PALABRES SOUS L’ARBRE DE LA CONNAISSANCE

15-INFORMATIQUE ET INFORMATION

L’homme est un animal paresseux. Le plus oisif de la nature. Mais c’est un paresseux créatif qui a beaucoup travaillé pour s’épargner des fatigues. C’est ainsi qu’il a inventé l’esclavage, le joug, le collier, l’animal de trait. Pour se déplacer plus rapidement et sans efforts il a inventé les éperons, et plus tardivement les gaz chauds. Pour ne pas surcharger sa mémoire, il a inventé la tablette d’argile. Pour compter sans se lasser il a inventé les bûchettes, les jetons, le boulier, plus tardivement la Pascaline, plus tardivement encore l’ordinateur.

Pour transmettre l’information sans peine, il a inventé le messager, les ronds de fumée, les signaux lumineux, plus tardivement l’imprimerie, et successivement le sémaphore, le télégraphe, le téléphone la radio, la télévision et finalement Internet et le téléphone, portable sur les trottoirs. Désormais nul ne peut ignorer ce que font et où sont ses proches, même les plus lointains.

L’informatique a commencé avec des lampes, a continué avec des transistors puis des micro-processeurs. Toujours en quête de nouvelles performances et de plus grandes vitesses, elle réduit aussi les charges des manipulateurs par d’incessants allègements.

Toutes ces améliorations sont justifiées et souhaitables quand il s’agit d’acheter un système complet composé de matériels et logiciels dont les fonctionnalités sont parfaitement décrites.

Mais pour faire face à la « customisation » de certaines fonctions, chaque utilisateur est conduit à constituer par étapes un système hétérogène. Des éléments, notamment les logiciels, évoluent séparément, sans préavis, de manière unilatérale, voire autoritaire et deviennent incompatibles.

À la question de l’instruction initiale du quidam, qui n’est jamais très bien assurée, viennent alors s’ajouter la nécessité d’acheter de nouveaux équipements, les problèmes de leur compatibilité, les difficultés d’acquisition des connaissances relatives aux éléments modifiés ou nouveaux.

Le client captif doit alors entrer dans le labyrinthe des questions les plus fréquentes lequel a une infinité d’entrées et zéro sorties ! Faut-il encore s’étonner que l’informatique ait ses réfractaires et donne à certains de ses adeptes l’envie de tout jeter aux orties ?

On nous dit que notre pays est un champion pour former les programmeurs grâce à une université sans professeurs aussi universelle et efficace que… sa légion étrangère, et sans encadrement !

À nous la légion ! Il y à des combats à livrer sur le front de l’après-vente !

Que ferons-nous pour maîtriser les évolutions de la technique, dominer les caprices des robots qu’on nous promet. Et qui pourra suppléer à l’intelligence artificielle si par malheur elle a des absences ? Elle était déjà championne des échecs et du jeu de Go. On nous dit que l’Université Carnegie-Mellon de Pittsburg (Pennsylvanie) en a fait maintenant une championne du poker. Nous apprenons à cette occasion que le poker est une discipline universitaire.

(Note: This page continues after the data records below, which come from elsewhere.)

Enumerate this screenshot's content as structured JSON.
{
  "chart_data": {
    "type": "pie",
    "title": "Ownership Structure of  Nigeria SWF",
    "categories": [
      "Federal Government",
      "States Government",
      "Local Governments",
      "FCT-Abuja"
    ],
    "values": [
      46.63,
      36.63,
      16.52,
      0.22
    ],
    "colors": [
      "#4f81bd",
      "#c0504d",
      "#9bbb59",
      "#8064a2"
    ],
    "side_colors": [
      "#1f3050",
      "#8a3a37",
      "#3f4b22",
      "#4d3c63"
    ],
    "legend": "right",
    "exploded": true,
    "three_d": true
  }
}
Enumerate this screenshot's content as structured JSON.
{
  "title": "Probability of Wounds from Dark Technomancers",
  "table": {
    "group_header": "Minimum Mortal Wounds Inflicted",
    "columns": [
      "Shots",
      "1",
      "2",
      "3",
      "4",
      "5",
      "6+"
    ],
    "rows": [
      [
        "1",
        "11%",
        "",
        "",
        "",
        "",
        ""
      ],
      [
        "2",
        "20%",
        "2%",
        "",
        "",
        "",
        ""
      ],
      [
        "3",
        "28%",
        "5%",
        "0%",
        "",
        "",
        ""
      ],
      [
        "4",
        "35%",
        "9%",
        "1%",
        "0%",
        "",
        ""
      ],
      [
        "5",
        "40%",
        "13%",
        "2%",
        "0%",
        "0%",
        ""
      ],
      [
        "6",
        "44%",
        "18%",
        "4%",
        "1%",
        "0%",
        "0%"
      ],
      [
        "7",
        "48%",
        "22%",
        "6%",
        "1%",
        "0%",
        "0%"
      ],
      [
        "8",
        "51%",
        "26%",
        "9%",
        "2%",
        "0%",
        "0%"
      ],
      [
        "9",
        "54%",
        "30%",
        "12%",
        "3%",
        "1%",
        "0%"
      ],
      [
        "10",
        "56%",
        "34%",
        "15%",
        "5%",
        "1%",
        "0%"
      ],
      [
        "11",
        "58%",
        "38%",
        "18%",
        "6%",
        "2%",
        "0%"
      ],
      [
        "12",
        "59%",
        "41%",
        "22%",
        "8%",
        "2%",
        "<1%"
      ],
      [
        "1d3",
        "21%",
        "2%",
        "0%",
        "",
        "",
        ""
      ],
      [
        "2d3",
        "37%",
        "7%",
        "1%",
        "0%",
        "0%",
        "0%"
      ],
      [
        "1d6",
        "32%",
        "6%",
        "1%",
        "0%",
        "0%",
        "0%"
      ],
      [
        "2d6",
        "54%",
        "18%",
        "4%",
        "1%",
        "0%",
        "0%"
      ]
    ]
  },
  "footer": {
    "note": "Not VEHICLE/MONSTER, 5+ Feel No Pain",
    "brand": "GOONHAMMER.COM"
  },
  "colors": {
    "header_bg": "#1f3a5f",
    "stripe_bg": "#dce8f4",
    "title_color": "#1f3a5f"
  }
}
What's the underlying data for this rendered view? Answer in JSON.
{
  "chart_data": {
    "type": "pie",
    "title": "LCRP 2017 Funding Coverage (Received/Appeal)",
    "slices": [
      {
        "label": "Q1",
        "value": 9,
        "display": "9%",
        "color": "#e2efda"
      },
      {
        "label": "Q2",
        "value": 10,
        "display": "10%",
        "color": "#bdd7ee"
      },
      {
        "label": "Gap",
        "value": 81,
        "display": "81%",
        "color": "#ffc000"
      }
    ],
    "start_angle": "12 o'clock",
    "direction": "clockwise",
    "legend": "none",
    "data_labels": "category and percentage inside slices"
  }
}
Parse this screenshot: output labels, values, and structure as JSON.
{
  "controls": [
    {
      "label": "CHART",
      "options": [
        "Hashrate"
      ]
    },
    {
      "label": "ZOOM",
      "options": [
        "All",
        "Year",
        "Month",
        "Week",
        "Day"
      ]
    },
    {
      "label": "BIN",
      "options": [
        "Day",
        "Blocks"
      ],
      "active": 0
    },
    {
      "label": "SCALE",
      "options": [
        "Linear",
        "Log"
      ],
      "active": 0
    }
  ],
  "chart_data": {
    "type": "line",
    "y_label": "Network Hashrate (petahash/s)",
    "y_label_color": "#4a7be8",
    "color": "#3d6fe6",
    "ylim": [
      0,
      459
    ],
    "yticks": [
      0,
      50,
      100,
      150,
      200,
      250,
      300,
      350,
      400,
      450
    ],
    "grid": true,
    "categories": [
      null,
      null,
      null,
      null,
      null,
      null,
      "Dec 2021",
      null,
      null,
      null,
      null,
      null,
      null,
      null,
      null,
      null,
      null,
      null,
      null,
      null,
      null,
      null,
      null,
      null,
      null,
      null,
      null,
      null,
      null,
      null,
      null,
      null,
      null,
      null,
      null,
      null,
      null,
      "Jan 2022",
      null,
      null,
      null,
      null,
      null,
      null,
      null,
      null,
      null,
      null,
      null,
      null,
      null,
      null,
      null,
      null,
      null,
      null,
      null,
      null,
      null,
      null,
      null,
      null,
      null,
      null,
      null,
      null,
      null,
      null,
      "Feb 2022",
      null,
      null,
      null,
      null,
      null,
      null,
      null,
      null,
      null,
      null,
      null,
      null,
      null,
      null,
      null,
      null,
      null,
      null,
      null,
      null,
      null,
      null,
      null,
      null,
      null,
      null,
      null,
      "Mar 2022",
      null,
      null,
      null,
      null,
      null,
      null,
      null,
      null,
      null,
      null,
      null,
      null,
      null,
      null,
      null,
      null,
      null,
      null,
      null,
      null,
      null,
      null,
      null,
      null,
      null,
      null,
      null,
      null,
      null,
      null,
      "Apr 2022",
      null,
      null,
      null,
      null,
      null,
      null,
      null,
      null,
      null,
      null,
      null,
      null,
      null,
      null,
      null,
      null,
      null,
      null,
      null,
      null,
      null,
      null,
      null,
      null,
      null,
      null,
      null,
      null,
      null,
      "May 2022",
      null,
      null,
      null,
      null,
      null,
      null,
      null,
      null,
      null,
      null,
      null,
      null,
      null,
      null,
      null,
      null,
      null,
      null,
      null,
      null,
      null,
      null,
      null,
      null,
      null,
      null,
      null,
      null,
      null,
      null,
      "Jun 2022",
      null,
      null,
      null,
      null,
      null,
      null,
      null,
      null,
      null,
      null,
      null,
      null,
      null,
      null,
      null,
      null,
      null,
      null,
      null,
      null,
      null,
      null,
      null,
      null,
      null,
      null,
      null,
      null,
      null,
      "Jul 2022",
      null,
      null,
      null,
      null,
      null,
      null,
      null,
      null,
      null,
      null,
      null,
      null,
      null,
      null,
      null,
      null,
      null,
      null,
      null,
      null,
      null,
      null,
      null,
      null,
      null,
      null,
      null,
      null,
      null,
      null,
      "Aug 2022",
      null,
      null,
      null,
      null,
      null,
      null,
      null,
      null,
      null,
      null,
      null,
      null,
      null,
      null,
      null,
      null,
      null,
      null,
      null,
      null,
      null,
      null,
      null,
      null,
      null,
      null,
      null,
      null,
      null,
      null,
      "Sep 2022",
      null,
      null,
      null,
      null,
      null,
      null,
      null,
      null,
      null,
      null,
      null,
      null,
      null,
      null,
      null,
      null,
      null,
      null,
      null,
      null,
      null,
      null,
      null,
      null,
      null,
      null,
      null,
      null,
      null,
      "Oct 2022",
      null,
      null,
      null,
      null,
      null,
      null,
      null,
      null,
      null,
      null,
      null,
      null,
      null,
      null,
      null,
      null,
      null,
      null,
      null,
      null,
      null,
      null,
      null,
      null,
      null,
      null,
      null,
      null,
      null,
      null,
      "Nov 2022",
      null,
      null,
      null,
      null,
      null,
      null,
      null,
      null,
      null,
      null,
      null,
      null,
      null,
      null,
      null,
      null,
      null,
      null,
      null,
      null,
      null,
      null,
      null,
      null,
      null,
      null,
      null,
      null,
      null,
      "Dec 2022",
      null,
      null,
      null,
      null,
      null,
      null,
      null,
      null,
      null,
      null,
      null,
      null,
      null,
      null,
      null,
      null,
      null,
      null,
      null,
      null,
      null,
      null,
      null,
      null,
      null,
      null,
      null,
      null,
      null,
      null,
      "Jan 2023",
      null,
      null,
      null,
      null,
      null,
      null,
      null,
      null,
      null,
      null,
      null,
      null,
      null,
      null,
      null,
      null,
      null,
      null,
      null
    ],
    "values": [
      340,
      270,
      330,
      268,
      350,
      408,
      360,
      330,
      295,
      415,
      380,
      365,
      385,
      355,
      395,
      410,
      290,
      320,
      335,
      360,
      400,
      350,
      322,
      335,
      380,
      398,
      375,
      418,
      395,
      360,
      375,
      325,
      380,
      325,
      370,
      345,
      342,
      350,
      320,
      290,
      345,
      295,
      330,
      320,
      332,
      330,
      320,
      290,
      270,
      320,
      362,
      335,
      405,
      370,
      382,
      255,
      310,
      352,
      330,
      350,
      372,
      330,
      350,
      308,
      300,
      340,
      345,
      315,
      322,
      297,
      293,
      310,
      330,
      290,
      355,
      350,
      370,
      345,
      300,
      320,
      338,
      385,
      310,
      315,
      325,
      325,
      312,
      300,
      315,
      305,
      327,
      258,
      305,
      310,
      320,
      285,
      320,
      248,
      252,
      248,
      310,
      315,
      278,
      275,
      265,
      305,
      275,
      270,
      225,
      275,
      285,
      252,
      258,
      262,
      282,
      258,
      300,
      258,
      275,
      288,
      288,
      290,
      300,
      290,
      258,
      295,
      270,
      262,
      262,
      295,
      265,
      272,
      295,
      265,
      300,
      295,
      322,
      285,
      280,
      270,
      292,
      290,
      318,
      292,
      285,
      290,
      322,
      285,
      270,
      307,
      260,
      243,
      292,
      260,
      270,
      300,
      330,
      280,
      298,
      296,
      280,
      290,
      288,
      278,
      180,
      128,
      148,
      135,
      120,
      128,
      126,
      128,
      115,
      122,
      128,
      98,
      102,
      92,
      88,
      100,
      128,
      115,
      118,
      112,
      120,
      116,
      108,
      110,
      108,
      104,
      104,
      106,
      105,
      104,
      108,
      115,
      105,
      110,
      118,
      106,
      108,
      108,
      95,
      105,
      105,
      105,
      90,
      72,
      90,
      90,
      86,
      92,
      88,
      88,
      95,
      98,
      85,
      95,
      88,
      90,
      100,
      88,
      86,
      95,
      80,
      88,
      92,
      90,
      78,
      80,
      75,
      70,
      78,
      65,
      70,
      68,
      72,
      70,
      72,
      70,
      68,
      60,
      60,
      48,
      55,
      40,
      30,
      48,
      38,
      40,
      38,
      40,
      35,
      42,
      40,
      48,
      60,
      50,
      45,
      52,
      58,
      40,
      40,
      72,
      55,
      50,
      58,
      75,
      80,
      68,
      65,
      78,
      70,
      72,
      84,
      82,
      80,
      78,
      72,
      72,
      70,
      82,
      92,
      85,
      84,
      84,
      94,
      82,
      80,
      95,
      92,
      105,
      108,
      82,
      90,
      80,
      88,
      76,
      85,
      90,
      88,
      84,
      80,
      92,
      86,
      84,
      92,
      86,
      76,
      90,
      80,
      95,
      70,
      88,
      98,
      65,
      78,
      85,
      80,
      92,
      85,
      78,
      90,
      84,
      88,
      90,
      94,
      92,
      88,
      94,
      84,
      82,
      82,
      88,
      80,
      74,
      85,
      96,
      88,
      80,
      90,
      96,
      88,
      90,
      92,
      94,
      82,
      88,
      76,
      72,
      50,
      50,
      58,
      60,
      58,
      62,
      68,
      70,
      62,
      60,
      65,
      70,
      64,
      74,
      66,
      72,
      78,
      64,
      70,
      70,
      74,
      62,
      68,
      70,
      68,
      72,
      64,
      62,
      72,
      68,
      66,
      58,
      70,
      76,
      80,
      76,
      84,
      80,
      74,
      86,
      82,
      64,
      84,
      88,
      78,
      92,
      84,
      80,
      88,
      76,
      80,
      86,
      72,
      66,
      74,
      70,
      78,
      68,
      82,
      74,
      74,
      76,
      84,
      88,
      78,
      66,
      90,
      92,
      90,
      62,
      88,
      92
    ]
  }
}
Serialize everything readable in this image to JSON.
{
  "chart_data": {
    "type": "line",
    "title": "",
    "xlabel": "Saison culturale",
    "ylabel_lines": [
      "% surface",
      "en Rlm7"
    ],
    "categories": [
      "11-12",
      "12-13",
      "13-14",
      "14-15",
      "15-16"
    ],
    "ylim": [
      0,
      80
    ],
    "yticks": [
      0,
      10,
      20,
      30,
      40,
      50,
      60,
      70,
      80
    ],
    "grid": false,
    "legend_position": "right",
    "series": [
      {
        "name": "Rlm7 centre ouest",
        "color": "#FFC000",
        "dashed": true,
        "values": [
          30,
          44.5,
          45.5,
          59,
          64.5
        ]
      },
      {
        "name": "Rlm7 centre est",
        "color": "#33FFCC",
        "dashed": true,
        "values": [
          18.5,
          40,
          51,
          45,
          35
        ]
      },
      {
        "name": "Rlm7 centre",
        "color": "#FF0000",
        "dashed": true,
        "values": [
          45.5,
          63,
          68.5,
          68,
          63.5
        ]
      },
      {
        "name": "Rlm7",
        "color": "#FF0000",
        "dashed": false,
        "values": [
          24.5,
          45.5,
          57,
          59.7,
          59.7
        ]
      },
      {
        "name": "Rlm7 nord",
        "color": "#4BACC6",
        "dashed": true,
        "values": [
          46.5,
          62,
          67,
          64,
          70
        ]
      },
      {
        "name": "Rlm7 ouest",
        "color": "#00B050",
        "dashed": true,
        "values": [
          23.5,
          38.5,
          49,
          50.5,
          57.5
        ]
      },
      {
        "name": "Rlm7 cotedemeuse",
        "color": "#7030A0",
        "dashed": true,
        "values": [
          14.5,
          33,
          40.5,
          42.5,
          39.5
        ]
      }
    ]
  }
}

Pauvres de nous, nous avons du pain sur la planche. L’intelligence artificielle, qui est tout un art de décider avec des données nombreuses, partielles, changeantes, soumises aux intuitions et aux « subjectivités collectives », s’intéresse maintenant à la bourse et aux questions financières. Mais en cherchant bien dans la liste de tous nos inspecteurs des finances, que nous avons dans la manche, nous devrions bien trouver un carré d’as.

Les as de l’information et de la communication louvoient entre ces deux spécialités mais ne dédaignent pas de pantoufler en politique.

Comme s’ils n’étaient pas assez nombreux les voilà concurrencés par les réseaux sociaux, sur lesquels se ruent tous les Zozos asociaux. Chacun peut désormais dans un langage peu châtié, commenter l’actualité, châtier le personnel politique embourbé, dire ce qu’il pense des vaseux communicants. Arrière les modérés, laissez passer l’outrance !

« On » découvre maintenant que tout ce qu’on lance sur Internet est stocké quelque part « à toutes fins utiles ou nuisibles ». Et qu’en définitive, chacun risque de contribuer à un universel remake de l’arroseur arrosé.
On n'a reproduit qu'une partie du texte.